Modern archaeological archive reports can be quite dry to someone who responds to the more narrative form of history. So, my way in to understanding this site was historical. I looked for the ways Salmonsbury camp was written about in the past. This rabbit hole was deep – prehistoric sites have been understood in all sorts of ways by the generations that come after – the Anglo-Saxons looked at them in one way, medieval society in another, the antiquarians of the 18th and 19th century yet another. Each says more about that time than the time of the site’s creation.
Victorian antiquarian Dr John Moore of Bourton-on-the-Water left notebooks of his antiquarian observations and accounts from locals, now in the Bristol and Gloucestershire Archaeological Society collection at the Gloucestershire Archive. His collection of objects formed the initial Salmonsbury collection originally held at The Wilson, Cheltenham, now at the Corinium Museum.
Notes copied from John Moore’s manuscript. by H.E. Donovan. June 1931.
In March 1864, Thomas Beale said that when a young man, he remembered a skeleton being found by the large tree by the Camp in a stone coffin, which contained nothing beyond the skeleton & a marble.
Stephen Arthurs occupied land outside the N.E boundary of the Camp: when he took to it Bury’s bank extended from its present termination to the Harp Lane the western boundary of his land & took up a deal of room; he levelled the embankment in the centre of which was a wall 4 ft thick composed of flat stones with which he built the existing wall they bear strong evidence of the action of fire.
George Gashier while hedging at the “furder ind [sic] of Burys Bank found a wall”. I accompanied him there at the NE angle extending southwards he showed me a wall with a good square face 4ft in thickness, of the same character + materials as the western end of existing N. embankment.
Here the S. E angle of Camp forming part of its S border some gravel has been dug + a wall 4ft in depth & composed of the same materials as those already described has been exposed.
In the Harp Lane forming the w. boundary of Camp in squaring down the bank, which is here about 9 ft deep, numerous human bones were found & the skull of a skeleton lying E-W fell into the lane; much pottery shards were found here Roman & Saxon principally the latter; also, a portion of a knife about 18 inches from the skull, a sword handle had been previously found there by G. Gashier.
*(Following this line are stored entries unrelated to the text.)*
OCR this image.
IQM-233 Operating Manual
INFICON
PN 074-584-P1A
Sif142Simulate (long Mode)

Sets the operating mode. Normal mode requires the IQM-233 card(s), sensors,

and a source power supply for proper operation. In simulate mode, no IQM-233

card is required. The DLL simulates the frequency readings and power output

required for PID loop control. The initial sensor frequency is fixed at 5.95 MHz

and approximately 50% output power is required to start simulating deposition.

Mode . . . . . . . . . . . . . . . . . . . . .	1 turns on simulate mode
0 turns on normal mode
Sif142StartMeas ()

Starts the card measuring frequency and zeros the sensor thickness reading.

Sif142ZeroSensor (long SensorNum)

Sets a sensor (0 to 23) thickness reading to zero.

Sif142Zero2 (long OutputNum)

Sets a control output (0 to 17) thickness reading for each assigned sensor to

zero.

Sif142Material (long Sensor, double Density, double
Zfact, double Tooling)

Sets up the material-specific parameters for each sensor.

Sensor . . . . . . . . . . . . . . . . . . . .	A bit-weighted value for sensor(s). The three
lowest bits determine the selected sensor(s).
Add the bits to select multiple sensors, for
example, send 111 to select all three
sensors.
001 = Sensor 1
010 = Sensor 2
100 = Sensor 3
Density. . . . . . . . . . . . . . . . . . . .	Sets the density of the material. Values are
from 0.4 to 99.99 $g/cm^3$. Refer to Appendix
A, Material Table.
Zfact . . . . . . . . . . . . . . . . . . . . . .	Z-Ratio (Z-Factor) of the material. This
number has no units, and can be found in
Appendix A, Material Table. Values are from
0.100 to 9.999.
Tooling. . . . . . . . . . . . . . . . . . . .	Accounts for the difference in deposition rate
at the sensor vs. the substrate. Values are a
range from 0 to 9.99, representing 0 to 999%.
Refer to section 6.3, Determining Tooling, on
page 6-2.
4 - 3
When gravel digging about 10 yds from the north wall & about 100 yards from the N.W. angle of the Camp, Mr Aswins labourers dug up (1860?) 147 Saxon spears, they were made of good steel, much corroded. In this gravel pit at different times, human bones have been found & in 1880 Walter C Moore found a whetstone 15 inches by 6 close to the spot where the bones were exhumed.
Just within the NW. angle of the Camp are two patches of rough grass, the first circular & about 10ft in diameter the other is shaped like a half-moon of almost the same width; these surfaces present an entirely different aspect the neighbouring turf which is poor & mossy. Gashier states that cattle never eat the rank grass which grows on these patches: he states that George Wilkins dug at one of the spots but “gave up the job” after an hour’s work as he found nothing of any worth. Gashier dug for me at this spot about 4 feet & brought to light pottery of different kinds, similar in character to that found in the Harp Line, beyond this he found nothing besides rubble stones + rough pottery & soil.
In 1884 William Fowler found in Bury Bank Field in Bourton Camp an implement of iron of the shape here given and in 1888 a large perforated flint, the hole being much worn down at the edges as if it had been whirled round on a wire or string for a very long line, in the arable field near to the oak tree. Also found is the gravel close (within the Camp) under an ash tree (the ash tree is near the bottom of the field the end farthest from Harp Lane) at the lower corner some piles at 2 or 3 ft beneath the surface, nature of wood unknown but it was very dark, they were about six inches in diameter; he thinks that H. Humphries had them.
When “grubbing” myself in the Harp Lane Bank, I found near to a skeleton, many shards, a large carcher [sic] bead painted. black, the paint came off in cleaning. away the dirt which covered it & a knife with a bone handle.
William Fowler also found near the oak tree at the bottom of his field an egg-shaped price of dried clay.